A few kids were taking advantage of the almost spring-like weather to cut school and ride their skateboards down the back steps of an office building. Howe stopped and watched them through a chain-link fence as they tried to ride down the railing. Neither of the kids made it without falling as he watched, and while they were wearing helmets and pads, the lumps had to hurt. But they kept bounding up from the ground, eager to try again.
As Howe walked back to the hotel, he decided that he’d call Tyler and tell him he was heading home. It was time to get on with the next part of his life, move on.
But Elder, the Pentagon messenger, was waiting for him in the lobby, holding his suitcase.
“I took the liberty of settling your bill,” he said. “I hope you don’t mind. They’re pretty anxious to have you get to Andrews as soon as possible.”
Chapter 14
You could take the 1 or 9 subway up the west side of Manhattan from Battery Park to Washington Heights, and get out two blocks from the apartment the DIA and Homeland Security task force was watching. What an endorsement for mass transit, thought Fisher. Even the terrorists take the train.
During the American Revolution, Washington Heights had been the site of a needless fiasco for the American rebels, and its history had gone downhill from there. It never was much of an area for farming, and after it was developed it quickly became choked with refugees from less fortunate areas of the city, who found the cold-water walk-ups somewhat more hospitable than the crammed tenements farther downtown. There were a few upward bumps of progress here; for a few weeks during the 1940s, it was even considered a nice place to live, a way station to the greener pastures of suburban New Jersey across the way. Urban renewal and the construction of the highway network related to the George Washington Bridge, along with the grand plans of Robert Moses, razed some of the worst buildings in the early sixties, replacing them with structures whose main asset was their height. In the course of time, Irish immigrants were replaced by Puerto Rican immigrants who were replaced by Caribbean immigrants. Crack replaced bootleg whiskey.
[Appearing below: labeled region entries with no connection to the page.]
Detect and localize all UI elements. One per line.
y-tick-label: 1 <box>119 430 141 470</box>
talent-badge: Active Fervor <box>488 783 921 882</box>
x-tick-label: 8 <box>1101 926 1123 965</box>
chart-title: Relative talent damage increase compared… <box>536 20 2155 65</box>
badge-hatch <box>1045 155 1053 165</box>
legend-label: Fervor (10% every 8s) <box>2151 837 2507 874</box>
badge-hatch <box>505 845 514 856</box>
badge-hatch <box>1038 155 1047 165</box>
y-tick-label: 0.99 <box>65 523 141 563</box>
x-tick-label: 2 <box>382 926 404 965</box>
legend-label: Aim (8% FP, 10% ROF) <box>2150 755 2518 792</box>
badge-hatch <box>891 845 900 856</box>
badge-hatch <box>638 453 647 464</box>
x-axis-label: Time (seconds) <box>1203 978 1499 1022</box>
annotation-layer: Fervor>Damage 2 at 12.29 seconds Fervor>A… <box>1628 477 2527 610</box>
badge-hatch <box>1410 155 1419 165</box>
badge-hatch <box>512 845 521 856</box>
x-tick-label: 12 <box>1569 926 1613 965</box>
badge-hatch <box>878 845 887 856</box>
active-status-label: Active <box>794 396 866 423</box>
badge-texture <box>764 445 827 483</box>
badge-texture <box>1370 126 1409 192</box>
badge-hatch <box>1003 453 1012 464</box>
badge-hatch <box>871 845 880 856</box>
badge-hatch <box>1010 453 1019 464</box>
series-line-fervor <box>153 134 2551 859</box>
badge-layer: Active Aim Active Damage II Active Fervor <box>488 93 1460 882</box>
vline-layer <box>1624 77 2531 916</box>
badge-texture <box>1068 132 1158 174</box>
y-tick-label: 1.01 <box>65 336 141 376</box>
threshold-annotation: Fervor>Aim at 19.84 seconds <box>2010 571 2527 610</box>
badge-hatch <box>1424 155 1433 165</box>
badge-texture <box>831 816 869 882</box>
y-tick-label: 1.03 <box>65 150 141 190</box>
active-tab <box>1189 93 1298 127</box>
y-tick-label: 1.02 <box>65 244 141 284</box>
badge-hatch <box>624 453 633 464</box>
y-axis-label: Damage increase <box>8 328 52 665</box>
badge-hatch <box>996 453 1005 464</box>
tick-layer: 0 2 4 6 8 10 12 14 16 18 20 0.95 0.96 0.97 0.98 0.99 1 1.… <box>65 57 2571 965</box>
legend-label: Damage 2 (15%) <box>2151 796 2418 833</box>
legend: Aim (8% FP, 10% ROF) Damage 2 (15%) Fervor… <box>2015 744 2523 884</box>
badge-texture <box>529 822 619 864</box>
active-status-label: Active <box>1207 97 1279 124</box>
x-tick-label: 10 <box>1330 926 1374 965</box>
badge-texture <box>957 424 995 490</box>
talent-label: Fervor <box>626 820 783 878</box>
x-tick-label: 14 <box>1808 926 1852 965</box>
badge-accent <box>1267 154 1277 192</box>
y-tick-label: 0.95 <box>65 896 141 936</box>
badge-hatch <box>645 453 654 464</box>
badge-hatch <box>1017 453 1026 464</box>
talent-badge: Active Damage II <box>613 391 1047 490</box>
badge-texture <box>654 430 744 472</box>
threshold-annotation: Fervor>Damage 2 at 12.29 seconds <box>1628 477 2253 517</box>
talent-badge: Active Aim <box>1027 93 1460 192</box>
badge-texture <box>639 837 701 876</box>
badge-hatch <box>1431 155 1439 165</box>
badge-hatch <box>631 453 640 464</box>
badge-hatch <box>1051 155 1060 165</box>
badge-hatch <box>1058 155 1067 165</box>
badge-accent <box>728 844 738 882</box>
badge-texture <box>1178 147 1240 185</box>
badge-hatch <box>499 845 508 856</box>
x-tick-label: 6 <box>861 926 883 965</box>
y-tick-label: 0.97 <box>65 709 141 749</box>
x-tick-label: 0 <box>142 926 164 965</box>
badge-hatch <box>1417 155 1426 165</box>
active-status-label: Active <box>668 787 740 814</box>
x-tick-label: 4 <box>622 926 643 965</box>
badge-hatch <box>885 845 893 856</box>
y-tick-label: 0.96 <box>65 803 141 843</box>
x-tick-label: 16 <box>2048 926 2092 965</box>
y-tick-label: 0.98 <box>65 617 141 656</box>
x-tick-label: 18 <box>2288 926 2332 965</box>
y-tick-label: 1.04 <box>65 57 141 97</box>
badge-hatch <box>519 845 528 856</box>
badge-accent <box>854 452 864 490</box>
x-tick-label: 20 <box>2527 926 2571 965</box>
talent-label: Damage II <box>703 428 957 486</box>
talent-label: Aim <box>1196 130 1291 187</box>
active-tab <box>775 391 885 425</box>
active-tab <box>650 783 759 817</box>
In sum, it was exactly the sort of New York community Fisher felt at home in. But it didn’t give him much of a grip on the terrorists.
“Corner apartment-there,” said an NYPD officer named Paesano tasked to the team keeping the place under surveillance. The city had supplied about a dozen officers and support personnel to help with the nitty-gritty work. “Couple of ragheads have the lease, but there’s at least five people live there.”
“ ‘Ragheads’?” said Macklin.
“We’re among friends, right?” said the cop, who was in plainclothes. They had taken an apartment above a store across the street from the three-story building the call had been made to. “They worship, if you can call it that, at a storefront mosque down the street. Got this imam in there who rolls his eyes backwards in his head and says ‘kill the infidels.’ ”
“ ‘The only good infidel is a dead infidel,’ ” said Fisher.
“Yeah, except we’re the infidels,” said Paesano.